Billions of dollars in taxpayer subsidies haven’t made the U.S. solar industry competitive, and now two companies want to make it even less so. Suniva Inc., a bankrupt solar-panel maker, and German-owned SolarWorld Americas have petitioned the U.S. International Trade Commission (ITC) to impose tariffs on foreign-made crystalline silicon photovoltaic cells.
Solar cells in the U.S. sell for around 27 cents a watt. The petitioners want to add a new duty of 40 cents a watt. They also want a floor price for imported panels of 78 cents a watt versus the market price of 37 cents. In other words, they want the government to double the cost of the main component used in the U.S. solar industry. Solar electricity prices could rise by some 30% if the ITC says they’ve been injured by foreign competition—a decision is due by Sept. 22—and the Trump Administration goes along with the tariff request.

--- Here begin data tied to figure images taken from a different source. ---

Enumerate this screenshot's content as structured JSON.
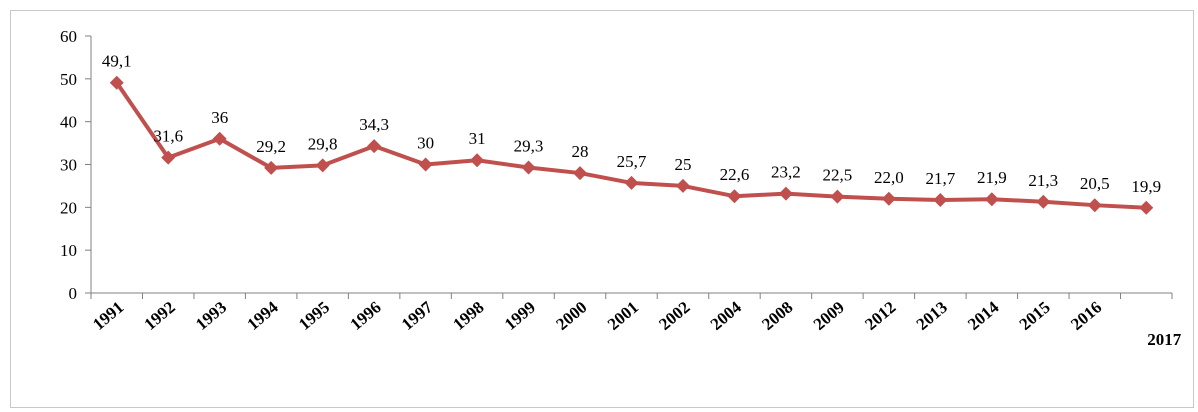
{
  "chart_data": {
    "type": "line",
    "categories": [
      "1991",
      "1992",
      "1993",
      "1994",
      "1995",
      "1996",
      "1997",
      "1998",
      "1999",
      "2000",
      "2001",
      "2002",
      "2004",
      "2008",
      "2009",
      "2012",
      "2013",
      "2014",
      "2015",
      "2016",
      "2017"
    ],
    "values": [
      49.1,
      31.6,
      36,
      29.2,
      29.8,
      34.3,
      30,
      31,
      29.3,
      28,
      25.7,
      25,
      22.6,
      23.2,
      22.5,
      22.0,
      21.7,
      21.9,
      21.3,
      20.5,
      19.9
    ],
    "data_labels": [
      "49,1",
      "31,6",
      "36",
      "29,2",
      "29,8",
      "34,3",
      "30",
      "31",
      "29,3",
      "28",
      "25,7",
      "25",
      "22,6",
      "23,2",
      "22,5",
      "22,0",
      "21,7",
      "21,9",
      "21,3",
      "20,5",
      "19,9"
    ],
    "ylim": [
      0,
      60
    ],
    "yticks": [
      0,
      10,
      20,
      30,
      40,
      50,
      60
    ],
    "grid": false,
    "legend": "none",
    "series_color": "#c0504d",
    "title": "",
    "xlabel": "",
    "ylabel": ""
  }
}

U.S. manufacturers won countervailing and antidumping duties against imports from China and Taiwan in 2012 and in 2015. But now they’re resorting to Section 201 of the Trade Act of 1974 because they don’t need to show they are victims of dumping or foreign government subsidies. They only need to show that imports have harmed them.
The harm is real but that’s due to changes in the marketplace. The U.S. solar industry has discovered that its comparative advantage lies not in making panels, a basic product, but in adding value to imported cells and modules. This involves making and installing racking or framing systems and incorporating innovations like trackers that orient toward the sun.
To turn sunshine into energy requires inverters that translate the energy captured on a solar panel into something that can be sent on the electrical grid. While there are fewer than 1,000 jobs in U.S. panel manufacturing, some 260,000 jobs rely on access to imported panels.